Fidelma Hynes, Daughters of Charity Services, Navan Road, reviews two articles in recent issues of the British Journal of Learning Disabilities.


Recent articles by Christopher Stirling and Albert McHugh explore Natural Therapeutic Holding, an alternative to the use of control and restraint in managing aggression in people with learning disabilities. For a number of years there has been a move away from the use of control and restraint as a method of managing aggression, towards the use of non-aversive methods, e.g. gentle teaching, positive programming, humanistic approaches or teaching positive proactive alternative behaviours to aggression.

In view of concerns relating to control and restraint, Stirling and McHugh developed the natural therapeutic holding approach. The approach is described as non-aversive and non-punishing, where clients are held by carers to limit harm to themselves and others. Touch is used to communicate positive regard, serving the purpose of limiting violence, enhancing communication and developing the bonding process. Trust may develop where alternative coping strategies can be taught. It offers emotional support to clients through reinforced contact, during which the client learns to communicate feelings in positive ways. The carer assesses the client’s needs to determine the function of the aggressive behaviour and to find alternative coping strategies.
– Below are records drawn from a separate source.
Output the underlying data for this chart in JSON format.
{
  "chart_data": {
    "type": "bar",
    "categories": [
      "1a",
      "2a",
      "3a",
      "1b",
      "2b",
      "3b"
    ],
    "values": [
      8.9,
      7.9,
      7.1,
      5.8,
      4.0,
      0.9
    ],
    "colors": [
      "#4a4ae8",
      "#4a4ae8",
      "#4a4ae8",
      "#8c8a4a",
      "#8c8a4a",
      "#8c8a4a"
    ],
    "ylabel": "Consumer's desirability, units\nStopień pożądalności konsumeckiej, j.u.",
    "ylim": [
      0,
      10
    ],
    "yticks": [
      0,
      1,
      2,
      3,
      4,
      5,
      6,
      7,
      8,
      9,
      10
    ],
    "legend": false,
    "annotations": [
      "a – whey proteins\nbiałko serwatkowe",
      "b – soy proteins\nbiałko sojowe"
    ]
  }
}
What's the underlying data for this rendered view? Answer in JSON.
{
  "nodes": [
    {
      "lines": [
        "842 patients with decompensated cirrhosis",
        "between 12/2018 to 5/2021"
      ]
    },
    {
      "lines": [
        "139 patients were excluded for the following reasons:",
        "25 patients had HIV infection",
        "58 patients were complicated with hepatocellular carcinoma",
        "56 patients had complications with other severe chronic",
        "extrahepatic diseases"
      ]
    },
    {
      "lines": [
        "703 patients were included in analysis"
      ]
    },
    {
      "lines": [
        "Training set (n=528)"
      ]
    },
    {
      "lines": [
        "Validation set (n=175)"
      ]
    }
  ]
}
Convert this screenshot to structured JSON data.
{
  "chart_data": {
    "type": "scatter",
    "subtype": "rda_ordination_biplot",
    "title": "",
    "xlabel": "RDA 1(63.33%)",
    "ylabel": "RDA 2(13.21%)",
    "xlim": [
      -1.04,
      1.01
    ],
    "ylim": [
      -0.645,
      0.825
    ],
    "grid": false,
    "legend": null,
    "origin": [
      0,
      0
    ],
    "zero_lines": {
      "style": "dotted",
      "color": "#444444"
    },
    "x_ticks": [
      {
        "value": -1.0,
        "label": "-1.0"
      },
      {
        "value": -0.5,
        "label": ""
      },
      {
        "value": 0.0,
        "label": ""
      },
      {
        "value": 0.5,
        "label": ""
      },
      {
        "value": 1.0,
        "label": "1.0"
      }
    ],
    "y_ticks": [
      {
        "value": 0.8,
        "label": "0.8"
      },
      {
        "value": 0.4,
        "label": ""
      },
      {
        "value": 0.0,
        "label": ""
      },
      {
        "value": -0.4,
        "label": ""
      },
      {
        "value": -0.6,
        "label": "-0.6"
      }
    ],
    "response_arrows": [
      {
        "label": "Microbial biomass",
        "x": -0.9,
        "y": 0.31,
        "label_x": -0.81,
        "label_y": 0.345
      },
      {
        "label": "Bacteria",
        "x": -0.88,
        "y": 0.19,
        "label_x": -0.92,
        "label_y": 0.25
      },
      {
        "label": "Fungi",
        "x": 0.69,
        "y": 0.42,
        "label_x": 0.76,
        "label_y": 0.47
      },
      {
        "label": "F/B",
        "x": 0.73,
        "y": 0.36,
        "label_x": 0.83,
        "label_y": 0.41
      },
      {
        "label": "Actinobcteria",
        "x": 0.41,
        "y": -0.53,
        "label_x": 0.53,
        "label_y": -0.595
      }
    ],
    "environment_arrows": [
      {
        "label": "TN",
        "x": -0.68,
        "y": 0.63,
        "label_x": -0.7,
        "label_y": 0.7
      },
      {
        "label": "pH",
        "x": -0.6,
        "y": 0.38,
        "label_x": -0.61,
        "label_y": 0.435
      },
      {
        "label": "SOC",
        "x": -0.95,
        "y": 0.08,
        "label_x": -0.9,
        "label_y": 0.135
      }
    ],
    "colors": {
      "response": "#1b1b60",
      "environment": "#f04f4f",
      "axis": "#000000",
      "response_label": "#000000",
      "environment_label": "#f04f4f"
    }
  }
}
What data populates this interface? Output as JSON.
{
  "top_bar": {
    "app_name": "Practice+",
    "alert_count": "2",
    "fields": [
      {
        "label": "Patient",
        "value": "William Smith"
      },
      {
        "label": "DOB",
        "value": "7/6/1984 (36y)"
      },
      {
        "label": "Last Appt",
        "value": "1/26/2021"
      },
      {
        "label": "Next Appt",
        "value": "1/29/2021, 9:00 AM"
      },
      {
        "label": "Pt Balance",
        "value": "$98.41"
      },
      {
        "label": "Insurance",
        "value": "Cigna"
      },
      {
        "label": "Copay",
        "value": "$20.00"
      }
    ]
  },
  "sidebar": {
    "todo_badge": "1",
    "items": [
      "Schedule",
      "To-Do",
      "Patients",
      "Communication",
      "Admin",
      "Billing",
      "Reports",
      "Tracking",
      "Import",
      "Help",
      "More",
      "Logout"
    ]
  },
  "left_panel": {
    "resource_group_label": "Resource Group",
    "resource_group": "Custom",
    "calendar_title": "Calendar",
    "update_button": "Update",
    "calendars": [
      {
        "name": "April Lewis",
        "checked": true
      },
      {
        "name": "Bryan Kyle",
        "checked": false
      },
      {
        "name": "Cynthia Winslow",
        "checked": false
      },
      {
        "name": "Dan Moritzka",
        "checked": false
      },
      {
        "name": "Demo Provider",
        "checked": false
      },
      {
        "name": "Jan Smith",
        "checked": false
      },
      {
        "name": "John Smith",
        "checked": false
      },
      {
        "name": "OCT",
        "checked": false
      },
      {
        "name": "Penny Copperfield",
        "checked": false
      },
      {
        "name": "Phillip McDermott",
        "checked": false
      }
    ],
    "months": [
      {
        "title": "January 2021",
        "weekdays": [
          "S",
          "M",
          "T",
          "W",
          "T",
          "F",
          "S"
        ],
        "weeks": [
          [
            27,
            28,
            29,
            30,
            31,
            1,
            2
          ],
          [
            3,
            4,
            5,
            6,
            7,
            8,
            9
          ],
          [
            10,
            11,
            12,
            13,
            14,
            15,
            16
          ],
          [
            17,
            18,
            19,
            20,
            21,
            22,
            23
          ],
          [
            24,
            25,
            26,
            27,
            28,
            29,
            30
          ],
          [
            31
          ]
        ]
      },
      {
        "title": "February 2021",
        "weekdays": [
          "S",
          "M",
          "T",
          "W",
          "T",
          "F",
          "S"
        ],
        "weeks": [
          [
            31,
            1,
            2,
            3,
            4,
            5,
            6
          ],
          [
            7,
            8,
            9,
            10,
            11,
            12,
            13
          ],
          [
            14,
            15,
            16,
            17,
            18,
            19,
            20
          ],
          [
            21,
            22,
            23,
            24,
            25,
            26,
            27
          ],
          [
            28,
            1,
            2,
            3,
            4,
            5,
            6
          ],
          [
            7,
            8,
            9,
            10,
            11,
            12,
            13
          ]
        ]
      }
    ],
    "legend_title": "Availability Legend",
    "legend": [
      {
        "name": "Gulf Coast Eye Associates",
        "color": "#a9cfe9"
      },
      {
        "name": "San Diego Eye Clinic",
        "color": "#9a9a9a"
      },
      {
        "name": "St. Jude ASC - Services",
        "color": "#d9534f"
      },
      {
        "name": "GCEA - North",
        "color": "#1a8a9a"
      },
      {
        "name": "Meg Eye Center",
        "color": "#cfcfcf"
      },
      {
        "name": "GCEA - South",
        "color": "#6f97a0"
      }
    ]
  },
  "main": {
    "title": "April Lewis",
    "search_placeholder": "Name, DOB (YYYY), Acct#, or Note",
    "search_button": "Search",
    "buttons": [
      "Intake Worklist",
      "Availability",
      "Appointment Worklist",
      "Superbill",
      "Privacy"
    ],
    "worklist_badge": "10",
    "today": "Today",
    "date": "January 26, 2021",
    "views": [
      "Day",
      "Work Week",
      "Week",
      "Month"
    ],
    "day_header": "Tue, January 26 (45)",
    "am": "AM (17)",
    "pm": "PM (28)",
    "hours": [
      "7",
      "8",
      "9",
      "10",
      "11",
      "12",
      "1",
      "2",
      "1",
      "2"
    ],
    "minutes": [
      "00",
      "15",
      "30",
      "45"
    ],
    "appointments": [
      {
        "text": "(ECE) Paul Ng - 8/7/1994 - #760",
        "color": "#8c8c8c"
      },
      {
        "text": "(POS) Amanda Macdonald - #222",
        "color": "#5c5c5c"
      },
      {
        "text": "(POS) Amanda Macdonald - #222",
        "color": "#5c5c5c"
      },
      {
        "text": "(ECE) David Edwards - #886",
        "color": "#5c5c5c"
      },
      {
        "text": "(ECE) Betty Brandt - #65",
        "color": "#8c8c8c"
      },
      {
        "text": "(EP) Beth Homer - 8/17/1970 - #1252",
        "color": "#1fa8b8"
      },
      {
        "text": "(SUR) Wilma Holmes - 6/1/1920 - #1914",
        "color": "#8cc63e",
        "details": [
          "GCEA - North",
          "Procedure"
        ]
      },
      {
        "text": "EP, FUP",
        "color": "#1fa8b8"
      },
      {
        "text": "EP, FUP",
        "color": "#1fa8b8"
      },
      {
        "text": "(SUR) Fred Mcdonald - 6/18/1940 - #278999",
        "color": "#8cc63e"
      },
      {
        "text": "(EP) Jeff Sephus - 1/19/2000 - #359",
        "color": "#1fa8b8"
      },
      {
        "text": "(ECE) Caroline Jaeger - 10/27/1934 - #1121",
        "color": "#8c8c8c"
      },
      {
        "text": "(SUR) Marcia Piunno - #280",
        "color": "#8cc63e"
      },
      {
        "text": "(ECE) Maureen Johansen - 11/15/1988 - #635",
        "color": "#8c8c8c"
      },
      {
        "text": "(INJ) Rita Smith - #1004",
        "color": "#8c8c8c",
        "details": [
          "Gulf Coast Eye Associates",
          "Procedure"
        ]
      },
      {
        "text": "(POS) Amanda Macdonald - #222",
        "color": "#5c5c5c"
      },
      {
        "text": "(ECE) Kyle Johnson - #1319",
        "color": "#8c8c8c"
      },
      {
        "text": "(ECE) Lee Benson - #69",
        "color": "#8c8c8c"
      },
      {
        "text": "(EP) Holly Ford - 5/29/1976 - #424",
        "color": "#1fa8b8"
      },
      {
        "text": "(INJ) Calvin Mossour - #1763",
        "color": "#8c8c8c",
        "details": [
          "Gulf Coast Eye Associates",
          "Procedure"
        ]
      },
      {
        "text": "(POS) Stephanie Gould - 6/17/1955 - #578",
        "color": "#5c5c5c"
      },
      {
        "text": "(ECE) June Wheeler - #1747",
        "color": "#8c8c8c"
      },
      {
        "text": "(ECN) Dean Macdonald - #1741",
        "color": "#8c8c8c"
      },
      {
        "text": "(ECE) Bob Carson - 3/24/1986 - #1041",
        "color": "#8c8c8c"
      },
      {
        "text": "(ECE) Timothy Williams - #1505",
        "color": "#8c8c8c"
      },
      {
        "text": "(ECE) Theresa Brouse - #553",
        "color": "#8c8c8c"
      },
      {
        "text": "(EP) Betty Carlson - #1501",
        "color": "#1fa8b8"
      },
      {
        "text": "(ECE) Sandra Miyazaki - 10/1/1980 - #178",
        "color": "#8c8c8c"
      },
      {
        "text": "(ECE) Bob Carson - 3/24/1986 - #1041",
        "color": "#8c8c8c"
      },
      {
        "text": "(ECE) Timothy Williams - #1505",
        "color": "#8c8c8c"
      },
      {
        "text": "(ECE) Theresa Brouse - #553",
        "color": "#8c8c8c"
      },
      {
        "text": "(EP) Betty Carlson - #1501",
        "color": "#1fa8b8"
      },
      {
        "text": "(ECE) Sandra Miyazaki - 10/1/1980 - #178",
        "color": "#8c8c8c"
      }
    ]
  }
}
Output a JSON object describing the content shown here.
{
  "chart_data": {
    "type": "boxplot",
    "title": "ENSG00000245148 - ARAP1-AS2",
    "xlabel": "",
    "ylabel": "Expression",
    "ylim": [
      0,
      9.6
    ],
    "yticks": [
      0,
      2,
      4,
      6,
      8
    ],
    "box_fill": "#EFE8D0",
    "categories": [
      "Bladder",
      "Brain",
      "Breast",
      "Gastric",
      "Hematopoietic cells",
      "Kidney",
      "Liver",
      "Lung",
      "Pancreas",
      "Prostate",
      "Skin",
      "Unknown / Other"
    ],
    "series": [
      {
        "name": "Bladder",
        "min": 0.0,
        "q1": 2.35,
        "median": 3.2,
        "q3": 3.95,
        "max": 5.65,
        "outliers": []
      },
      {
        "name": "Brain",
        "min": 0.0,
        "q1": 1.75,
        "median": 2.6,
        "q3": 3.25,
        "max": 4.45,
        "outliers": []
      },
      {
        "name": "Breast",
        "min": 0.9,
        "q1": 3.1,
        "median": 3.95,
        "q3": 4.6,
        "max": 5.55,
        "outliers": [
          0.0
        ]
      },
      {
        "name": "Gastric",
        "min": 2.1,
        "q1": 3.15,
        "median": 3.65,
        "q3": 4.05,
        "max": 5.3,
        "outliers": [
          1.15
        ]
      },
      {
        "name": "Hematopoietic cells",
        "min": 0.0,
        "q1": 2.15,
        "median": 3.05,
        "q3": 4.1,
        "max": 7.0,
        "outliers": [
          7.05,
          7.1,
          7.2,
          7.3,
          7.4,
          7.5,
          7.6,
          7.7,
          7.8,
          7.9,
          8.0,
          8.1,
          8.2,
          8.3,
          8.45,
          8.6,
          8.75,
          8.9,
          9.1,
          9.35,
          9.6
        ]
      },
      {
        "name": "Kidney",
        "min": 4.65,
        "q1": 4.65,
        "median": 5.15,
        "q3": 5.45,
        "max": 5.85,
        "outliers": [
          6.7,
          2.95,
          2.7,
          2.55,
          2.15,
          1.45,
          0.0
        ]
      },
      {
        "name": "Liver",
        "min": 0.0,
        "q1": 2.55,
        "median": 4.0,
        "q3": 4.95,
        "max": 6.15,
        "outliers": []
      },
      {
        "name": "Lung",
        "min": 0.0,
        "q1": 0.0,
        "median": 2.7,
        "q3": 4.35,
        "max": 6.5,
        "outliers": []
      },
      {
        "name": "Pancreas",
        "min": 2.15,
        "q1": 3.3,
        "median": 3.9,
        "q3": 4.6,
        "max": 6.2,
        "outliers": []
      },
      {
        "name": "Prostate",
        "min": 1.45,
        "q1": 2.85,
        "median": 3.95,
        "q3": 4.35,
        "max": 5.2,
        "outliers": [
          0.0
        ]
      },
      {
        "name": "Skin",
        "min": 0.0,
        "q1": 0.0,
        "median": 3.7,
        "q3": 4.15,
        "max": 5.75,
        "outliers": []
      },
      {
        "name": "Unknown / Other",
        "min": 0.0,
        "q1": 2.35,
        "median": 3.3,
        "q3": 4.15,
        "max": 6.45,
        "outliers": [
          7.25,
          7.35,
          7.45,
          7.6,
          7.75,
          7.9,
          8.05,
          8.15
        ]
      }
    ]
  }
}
This results in ‘setting clear therapeutic goals with the client as a means of managing the violence and focuses on the issue of bonding and development of positive interactions’. This approach can be combined with other approaches to help to find and implement alternatives to aggressive behaviour.

The process of holding

The process of holding is described in five stages:

Confrontation — When clients become aggressive they are challenged to redirect aggression back to a state of calm. The carer initiates holding. Clients who have gone through this process before may eventually initiate the holding activity.

Rejection — During this stage clients may be expressing anger towards the carer who judges whether or not to release and give control back to the client.

De-escalation — As the anger abates, control is returned to the client through a process of verbal and physical de-escalation where the client is encouraged to express feelings.

Resolution — When all anger has been expressed and a state of natural calm has returned, physical and emotional contact is maintained, in readiness for the next stage.

Exploration — During this stage, causes and alternative strategies are investigated.

Practical project and case study

Staff of the North Staffordshire Housing Consortium were trained to apply both control and restraint and natural therapeutic holding. In 1995, 84 aggressive incidents were reported in seven homes. Twenty-eight incidents required some physical restraint. Of the 28 incidents, 23 involved natural therapeutic holding and five involved control and restraint. In two of the homes, staff chose no longer to use control and restraint, opting instead for natural therapeutic holding. It was found that incidents were resolved in less time using natural therapeutic holding, with an average time of 13 minutes, as opposed to 55 minutes for control and restraint.

A report is given of a 42-year-old man whose aggression could last two or three days. His behaviour was being managed with control and restraint methods and medication. A violence risk assessment was carried out to develop an individual intervention strategy with the hypothesis that three factors contributed to his aggression:

  • difficulty expressing feelings ® not understood by carers ® frustrated ® aggressive;
  • often sexual frustration;
  • difficulty coping with change.

These issues formed the discussion during the holding sessions. He began working on a sex education programme, interpersonal skills training, relaxation training and developing his self-advocacy skills. Over twelve months, he began to respond positively to the holding sessions. The confrontation and rejection stages decreased from an average of 45 minutes to 5 minutes, with overall aggression lasting hours now rather than days. Over time, he began to initiate the sessions and proceeded through the stages. Staff also had greater confidence in dealing with his behaviour and the severity of aggression was decreasing. He was learning better coping strategies. All medication was reduced and all ‘as required’ medication was discontinued.


The above articles give an insight into an alternative method of managing aggressive behaviour while also emphasising the need for more research with regard to natural therapeutic holding.